L’endocardite infectieuse (EI) est relativement rare, moins de deux mille cas par an en France, mais sa mortalité lourde, autour de 20 %. La logique demandait donc dans certaines valvulopathies une antibioprophylaxie pour supprimer les bactériémies secondaires à des interventions ; si ce n'est qu'aucun essai randomisé n'a fait la preuve chez l'homme de l'efficacité ou non de l'anti-biothérapie pour réduire la bactériémie et que, même efficace à 100 %, elle ne préviendrait qu'un petit nombre d'EI, la proportion d'EI liée à des gestes invasifs étant de plus en plus faible, tandis que celle sans cardiopathie connue devient de plus en plus importante. Il apparaît aussi que les activités quotidiennes (brossage des dents, mastication) provoquent des bactériémies cumulées dépassant celles occasionnées par la chirurgie dentaire, par exemple. Si on tient compte du risque d'apparition de résistance, d'allergies aux antibiotiques, des exceptionnels chocs anaphylactiques et, sans doute, de motivations économiques, le rapport bénéfice/ risque ne semblait plus porter vers l'antibioprophylaxie systématique.
Placés devant le choix, « prophylaxie pour tous », « plus d'antibiotiques du tout » ou « attitude raisonnée », les Britanniques ont, en 2008, supprimé toute anti-bioprophylaxie, tandis que les recommandations françaises de 2002 la préconisaient dans les cardiopathies à haut risque (groupe A), laissant aux praticiens leur libre
arbitre lorsque le risque est modéré (groupe B) (lire encadré), les guidelines américaines de 2008 adoptant une position intermédiaire, en supprimant la prophylaxie dans le groupe B, ainsi qu'en cas d'intervention digestive ou génito-urinaire et ne la maintenant que pour la chirurgie dentaire impliquant les muqueuses buccales ou la région périapicale.
Prophylaxie ou pas ?
La décision repose sur trois questions : la cardiopathie sous-jacente, le terrain et l'intervention sont-ils à risque ? Dans les cardiopathies du groupe B, la prophylaxie sera plus volontiers indiquée sur un terrain fragile – sujet âgé, diabétique, immunodéprimé ou en cas de pathologies sévères associés – et, globalement, pour toutes les interventions longues, difficiles et hémorragiques.
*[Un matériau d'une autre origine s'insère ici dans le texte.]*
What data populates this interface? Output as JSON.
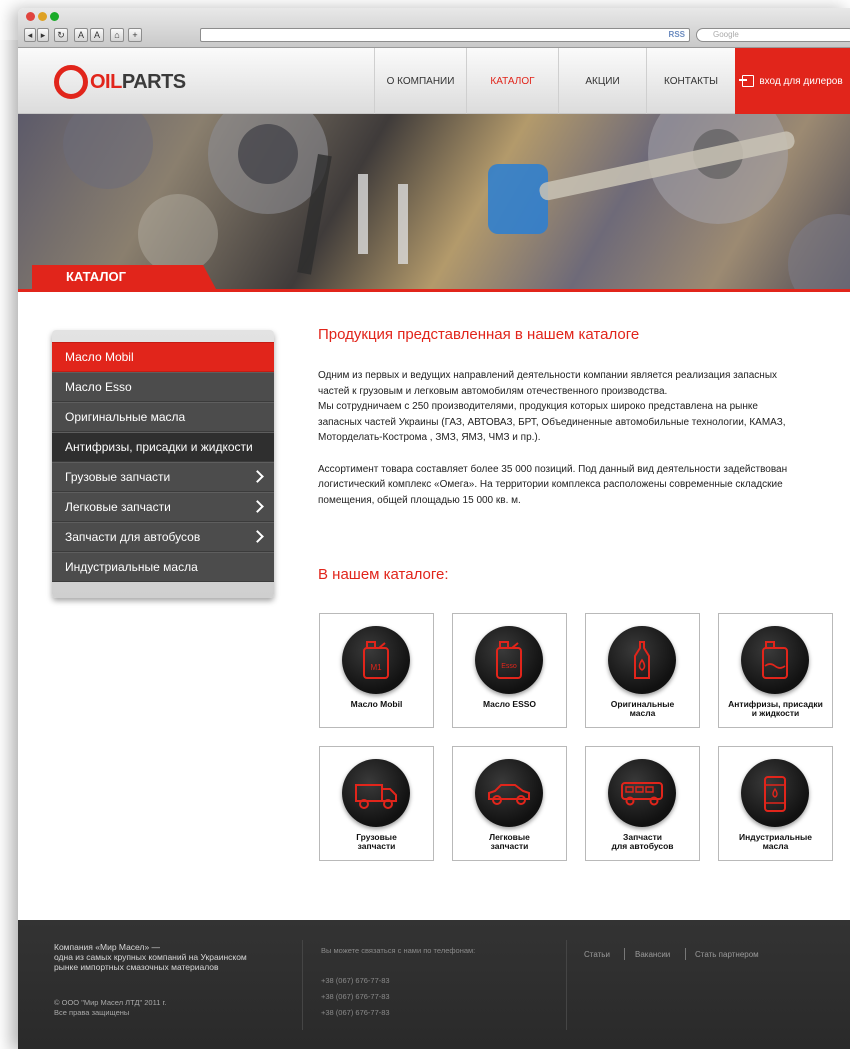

Le détail peut être consulté sur le site de la Société d'infectiologie ou des différentes sociétés savantes. Le souhait du patient doit être pris en compte, car il ne sera pas toujours évident d'expliquer à un cardiaque qui a toujours fait ses détartrages sous antibiothérapie qu'il n'en a plus besoin !
La prophylaxie repose en France sur la prise unique per os avant l'intervention de 3 g d'amoxicilline (2 g pour les moins de 60 kg), qu'on remplacera, en cas d'allergie, par la pristinamycine (1 g) ou la clindamycine (600 mg). Il est au moins aussi important de veiller au quotidien à une hygiène cutanée et bucco-dentaire soigneuse et à amener le patient à consulter immédiatement en cas
de fièvre dans les trois mois suivant le geste. Le sujet de l'antibioprophylaxie de l'EI n'est pas pour autant clos, l'impact clinique et microbiologique de ces recommandations faisant l'objet d'un suivi attentif.